Oracle中数据迁移到hive平台

Oracle中数据迁移到hive平台序言：数据从Oracle平台导出为csv格式，上传至hdfs上，在hive上load至临时表，最后insert到目标表，完成数据Oracle中数据迁移到hive平台。（表名及字段等信息属于公司敏感信息，用别的信息代替展示）1、将数据从oracle导出为csv文件格式oracle导出数据采用sqluldr 工具sqluldr user/pasword query

章鱼哥TuNan&Z

3626人浏览 · 2021-09-01 23:16:33

章鱼哥TuNan&Z · 2021-09-01 23:16:33 发布

Oracle中数据迁移到hive平台

序言：数据从Oracle平台导出为csv格式，上传至hdfs上，在hive上load至临时表，最后insert到目标表，完成数据Oracle中数据迁移到hive平台。（表名及字段等信息属于公司敏感信息，用别的信息代替展示）

1、将数据从oracle导出为csv文件格式

oracle导出数据采用sqluldr 工具

sqluldr user/pasword query='select * from student  where age = 10' file='/home/db01/tunan/student.csv' field=',' charset='ZHS16GBK' safe=yes
-- user:用户名
-- pasword：密码
-- query：sql语句（要导出那张表的哪些字段、过滤条件等信息）
-- file:指定路径及文件名称
-- field：指定字段信息的分割符
-- charset：指定字符集

当命令行显示output file /home/db01/tunan/student.csv closed at 100000000rows,size 20000MB.证明导出数据成功。

导出之前请检查空间是否够用。df (这里已采坑空间不足也不报错，知道存储下位置此时数据是不完整的。注意呀~)

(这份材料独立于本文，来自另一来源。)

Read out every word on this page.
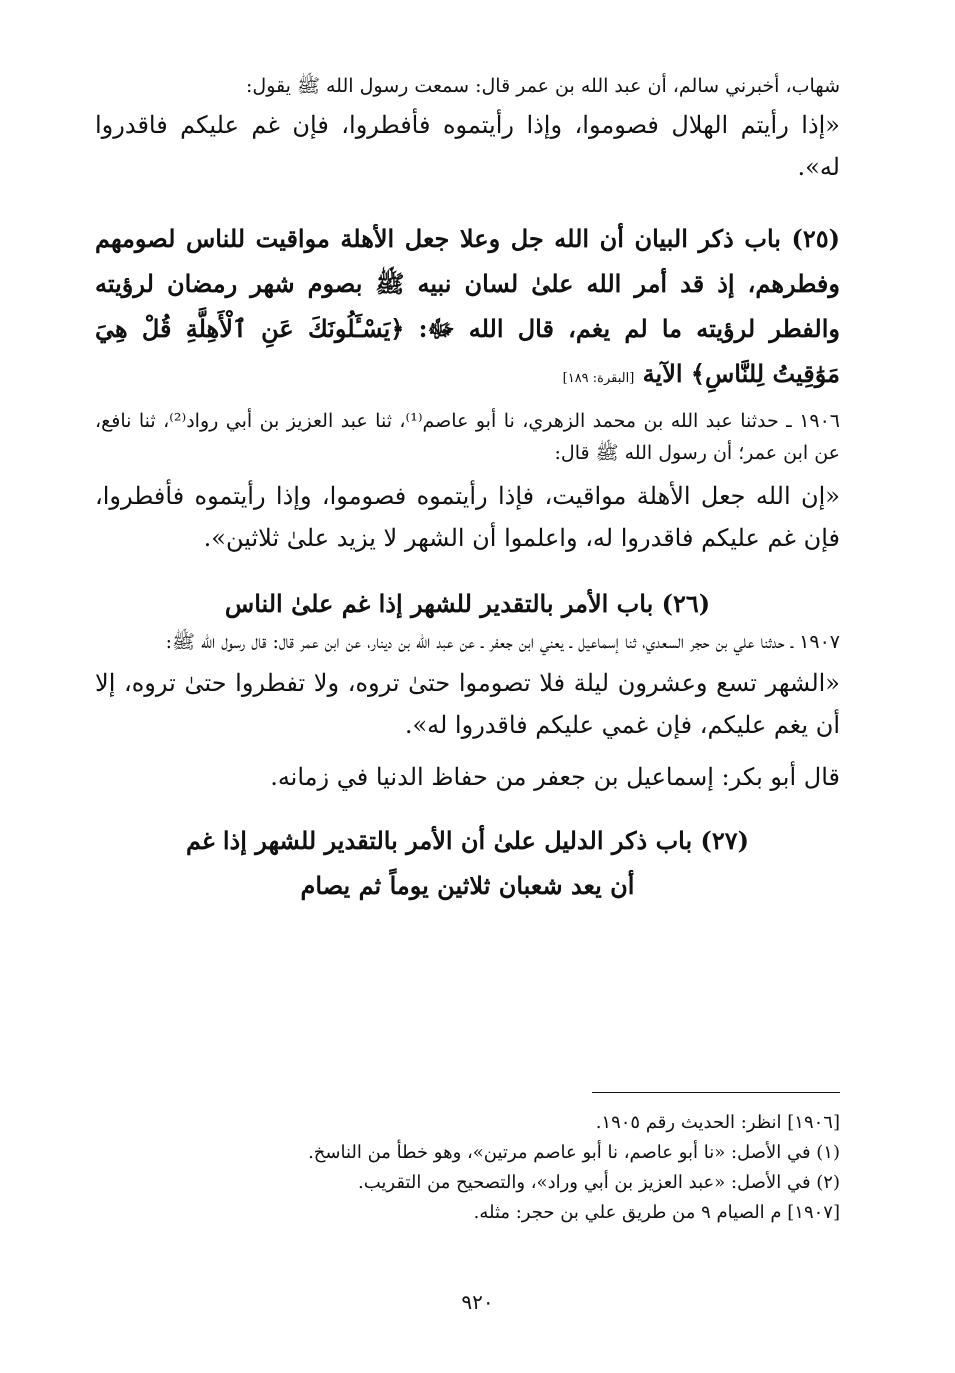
شهاب، أخبرني سالم، أن عبد الله بن عمر قال: سمعت رسول الله ﷺ يقول:

«إذا رأيتم الهلال فصوموا، وإذا رأيتموه فأفطروا، فإن غم عليكم فاقدروا له».

(٢٥) باب ذكر البيان أن الله جل وعلا جعل الأهلة مواقيت للناس لصومهم وفطرهم، إذ قد أمر الله علىٰ لسان نبيه ﷺ بصوم شهر رمضان لرؤيته والفطر لرؤيته ما لم يغم، قال الله ﷻ: ﴿يَسْـَٔلُونَكَ عَنِ ٱلْأَهِلَّةِ قُلْ هِيَ مَوَٰقِيتُ لِلنَّاسِ﴾ الآية [البقرة: ١٨٩]

١٩٠٦ ـ حدثنا عبد الله بن محمد الزهري، نا أبو عاصم⁽¹⁾، ثنا عبد العزيز بن أبي رواد⁽²⁾، ثنا نافع، عن ابن عمر؛ أن رسول الله ﷺ قال:

«إن الله جعل الأهلة مواقيت، فإذا رأيتموه فصوموا، وإذا رأيتموه فأفطروا، فإن غم عليكم فاقدروا له، واعلموا أن الشهر لا يزيد علىٰ ثلاثين».

(٢٦) باب الأمر بالتقدير للشهر إذا غم علىٰ الناس

١٩٠٧ ـ حدثنا علي بن حجر السعدي، ثنا إسماعيل ـ يعني ابن جعفر ـ عن عبد الله بن دينار، عن ابن عمر قال: قال رسول الله ﷺ:

«الشهر تسع وعشرون ليلة فلا تصوموا حتىٰ تروه، ولا تفطروا حتىٰ تروه، إلا أن يغم عليكم، فإن غمي عليكم فاقدروا له».

قال أبو بكر: إسماعيل بن جعفر من حفاظ الدنيا في زمانه.

(٢٧) باب ذكر الدليل علىٰ أن الأمر بالتقدير للشهر إذا غم
أن يعد شعبان ثلاثين يوماً ثم يصام

[١٩٠٦] انظر: الحديث رقم ١٩٠٥.

(١) في الأصل: «نا أبو عاصم، نا أبو عاصم مرتين»، وهو خطأ من الناسخ.

(٢) في الأصل: «عبد العزيز بن أبي وراد»، والتصحيح من التقريب.

[١٩٠٧] م الصيام ٩ من طريق علي بن حجر: مثله.

٩٢٠
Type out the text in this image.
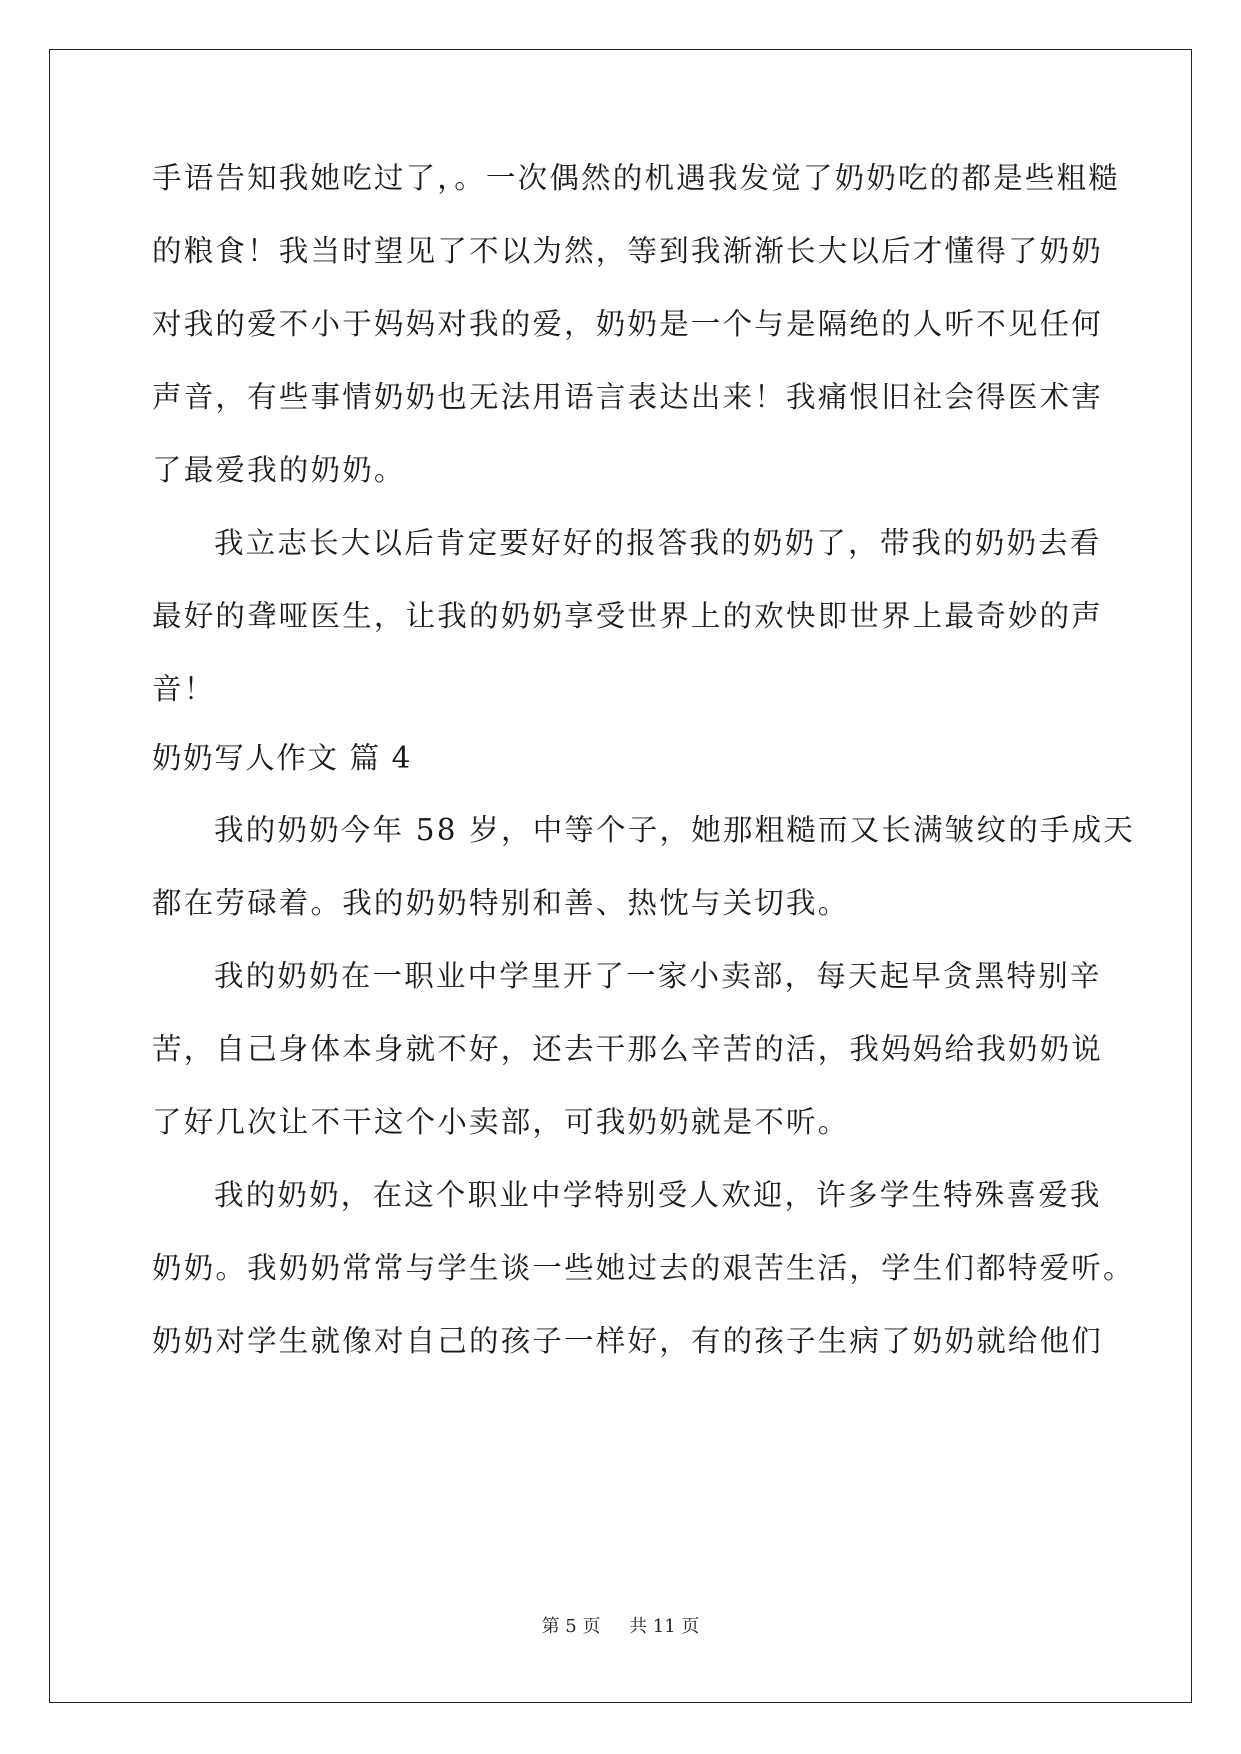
手语告知我她吃过了，。一次偶然的机遇我发觉了奶奶吃的都是些粗糙
的粮食！我当时望见了不以为然，等到我渐渐长大以后才懂得了奶奶
对我的爱不小于妈妈对我的爱，奶奶是一个与是隔绝的人听不见任何
声音，有些事情奶奶也无法用语言表达出来！我痛恨旧社会得医术害
了最爱我的奶奶。
我立志长大以后肯定要好好的报答我的奶奶了，带我的奶奶去看
最好的聋哑医生，让我的奶奶享受世界上的欢快即世界上最奇妙的声
音！
奶奶写人作文 篇 4
我的奶奶今年 58 岁，中等个子，她那粗糙而又长满皱纹的手成天
都在劳碌着。我的奶奶特别和善、热忱与关切我。
我的奶奶在一职业中学里开了一家小卖部，每天起早贪黑特别辛
苦，自己身体本身就不好，还去干那么辛苦的活，我妈妈给我奶奶说
了好几次让不干这个小卖部，可我奶奶就是不听。
我的奶奶，在这个职业中学特别受人欢迎，许多学生特殊喜爱我
奶奶。我奶奶常常与学生谈一些她过去的艰苦生活，学生们都特爱听。
奶奶对学生就像对自己的孩子一样好，有的孩子生病了奶奶就给他们
第 5 页 共 11 页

当然导入少量数据的话也可以使用PL/SQL Developer 的Export Query Results… （这种速度是真的慢！）

2、将csv文件上传至hdfs

csv文件小于4G可以将数据从linux sz到本地，拖动本地文件直接上传至 hdfs上

也可将数据通 -put 到hdfs上

hdfs dfs -put -f student.csv /user/hive/..
-- /user/hive/.. :hdfs上的路径

3、在hive中创建临时表

CREATE TABLE 'tmp.student_tmp'(
'id' sting comment '主键',
    ...
)
COMMENT '学生表'
row format serde 'org.apache.hadoop.hive.serde2.OpenCSVSerde' -- 剔除引号
WITH SERDEPROPERTIES(
'field.delim'='\t',
'serialization.format'='\t'
)
stored as textfile -- 存格式为textfile 也可以指定为orc 格式

alter table tmp.student_tmp set tablproperties('skip.header.line.count'='1') --剔除首行（检查自己导出的csv文件是否有首行字段名，如果没有就不要加这一行，否则结果会少一行数据）

在hive中执行以上语句；

4、将数据load到临时表中

load data inpath '/user/hive/....../student.csv' overwrite into table tmp.student_tmp

load结束检查数据是否load成功。打开PL/SQL Developer 执行SQL语句对照字段名对照数据，总条数等

select * from student -- 在PL/SQL Developer 执行
select * from tmp.student_tmp -- 在hive上执行
-- 对照字段对应情况，查看数据已经插入
select count(*) from student --在PL/SQL Developer 执行
select count(*) from tmp.student_tmp -- 在hive上执行
-- 对照两个平台上的数据总数是否一致，如果hive上少一条，检查首行是否重复剔除

5、在hive平台中创建目标表

create table 'ods.student'( --临时表对应，如果目标表为分区表指定分区字段
'id' sting comment '主键',
    ...
)
COMMENT '学生表'
-- PARTITIONED BY ('age' string) -- 指定分区字段
row format serde 'org.apache.hadoop.hive.serde2.lazy.LazySimpleSerDe' 
stored as textfile -- 存格式为textfile 也可以指定为orc 格式
LOCATION 
'hdfs://ns1/user/hive/warehouse/ods.db/student'

执行该shell

6、insert into 目标表 select 字段 from 临时表验证

--开启动态分区
set hive.exec.dynamic.partition=true;
set hive.exec.dynamic.partition.mode=nonstrict;
SET hive.exec.max.dynamic.partitions=100000;
SET hive.exec.max.dynamic.partitions.pernode=100000;

-- 将临时表的中数据插入到目标表中
insert into table ods.student  partition(age) -- 如果目标表是分区表，加上开区动态分区字段，加上partition（分区字段）
select 
id ,
....
from tmp.student_tmp

再次验证数据准确性

select * from student -- 在PL/SQL Developer 执行
select * from ods.student -- 在hive上执行
-- 对照字段对应情况，查看数据已经插入
select count(*) from student --在PL/SQL Developer 执行
select count(*) from ods.student -- 在hive上执行
-- 对照两个平台上的数据总数是否一致